It features a host of family-friendly experiences, including a one-of-a-kind natural history museum, an African lake-themed aquarium, and large outdoor areas
Photos by Shihab
Animal lovers rejoice! Dubai's latest family-friendly attraction, Dubai Crocodile Park, opens its doors just a few days ahead of Eid-al Fitr. Housing 250 snappy Nile Crocs in a 20,000 square metre facility, the park hosts reptiles of all ages, all thriving in a climate-controlled environment.
Visitors will get to experience 150 adult crocs, out of which 30 are male, and 120 are female. This has been deliberately done to maintain the 1:4 ratio.
Eight years in the making, the park is tucked in Dubai’s Mushrif, right next to Mushrif Park. Tickets are priced at Dh95 for adults and Dh75 for children between 3 and 12.
The park also features a host of family-friendly experiences, including a dedicated one-of-a-kind natural history museum, an African lake-themed aquarium, and large outdoor landscaped areas.
Visitors are offered the opportunity to witness the magnificent creatures from various points of view, and can enjoy feeding them at the multiple feeding stations.
Additionally, the park boasts multiple dining outlets and has a unique African vibe that runs throughout its architecture and landscape.
All the big ones are male crocodiles that usually reach 4.5m in length but it’s explained it’s not a question of size alone that acts as a differentiator.
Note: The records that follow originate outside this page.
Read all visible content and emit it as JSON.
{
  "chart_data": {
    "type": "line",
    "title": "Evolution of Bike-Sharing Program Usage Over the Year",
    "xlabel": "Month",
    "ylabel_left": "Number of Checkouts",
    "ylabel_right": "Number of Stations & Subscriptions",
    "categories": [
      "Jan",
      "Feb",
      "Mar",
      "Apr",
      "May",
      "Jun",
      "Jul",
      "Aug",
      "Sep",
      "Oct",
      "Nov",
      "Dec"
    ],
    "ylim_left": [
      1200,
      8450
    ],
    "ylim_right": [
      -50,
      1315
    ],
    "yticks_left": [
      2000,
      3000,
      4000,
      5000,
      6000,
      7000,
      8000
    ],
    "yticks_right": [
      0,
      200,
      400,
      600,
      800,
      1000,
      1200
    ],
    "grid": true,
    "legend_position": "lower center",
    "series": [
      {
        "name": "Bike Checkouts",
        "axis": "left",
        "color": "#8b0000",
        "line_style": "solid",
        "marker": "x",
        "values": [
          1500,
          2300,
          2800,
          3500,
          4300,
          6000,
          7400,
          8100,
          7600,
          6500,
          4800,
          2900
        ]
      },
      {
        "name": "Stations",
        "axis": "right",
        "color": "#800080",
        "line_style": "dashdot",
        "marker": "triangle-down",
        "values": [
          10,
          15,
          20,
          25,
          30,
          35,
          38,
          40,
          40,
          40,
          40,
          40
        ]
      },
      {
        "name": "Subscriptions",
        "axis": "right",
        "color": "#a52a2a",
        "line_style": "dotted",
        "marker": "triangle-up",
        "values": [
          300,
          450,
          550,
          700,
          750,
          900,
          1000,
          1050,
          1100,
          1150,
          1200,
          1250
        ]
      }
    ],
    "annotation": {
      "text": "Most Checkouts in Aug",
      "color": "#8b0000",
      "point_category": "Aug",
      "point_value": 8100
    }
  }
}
The shape of snot is different as well. The male is equipped to fight during the mating season, so it has a stronger and larger snot. All the crocodiles in the park are the same age. The male are 25 years old, and the female crocodiles are around 20 years old. The female cros have arrived in Dubai from South Africa and the male crocs have come from a park in Tunisia. They live up to an average age of 70-80 years just like humans. They can also reach up to 100 years.
During courtship displays males click their jaws with a noise that can be heard several kilometers away. By vibrating their backs, they emit low frequency waves that make the water vibrate. The depth of the ponds (1.5m to 2m) has been designed to allow crocodiles to mate underwater, as in nature.
An animal lies ashore with its mouth held open for a prolonged period. The crocodile in this picture is regulating its body temperature. Crocodiles can’t maintain the body temperature in the same way as mammals do. The best temperature for the crocodiles is 30 to 32 degrees Celsius. In this temperature they digest well, their immune system functions properly. So, all the time they strive to maintain this temperature. When oriented in this way crocodiles will often open their mouths, allowing the brain to cool through evaporative cooling, while the rest of the body is heating. This “mouth-gaping” posture, however, is also a behavioural display, used even at night, or when it is raining.
Determining incubation temperature
The eggs develop between 28 and 34 degrees Celsius. For the Nile crocodile, this temperature is maintained due to the depth of burial of the nest, the nature of the soil and the number of suns. In the case of a mound nest, the decomposition of the plants ensures the incubation temperature.
This picture shows the different stages of the crocodile as it grows slowly inside the egg till the time it is hatched. The crocodile sex is determined by the temperature during the first 15 days of incubation period. For the Nile crocodile, a temperature of 28 to 30 degree Celsius and 33 to 34 degree Celsius determines females and a temperature of 30 to 33 degree Celsius determines a majority of males. Incubation lasts about 90 days.
There are about 40 hatchlings or young crocodiles in the aquarium that were all born in the park less than a year ago. They are currently about four months old. One day they will reach a size of more than 5m.
They were considered the embodiment of the god Sobek. Crocodiles were raised and worshipped in the Egyptian temples dedicated to the deity. When they died, they were mummified and then displayed in the temples or buried, gathered together in vast necropolises
A woman watches one of the juvenile crocodiles who is around five years old, swimming with its short but powerful legs inside the aquarium. The forefeet have five toes. The hind legs, which have only four toes, are more powerful and webbed, which helps it to propel through the water.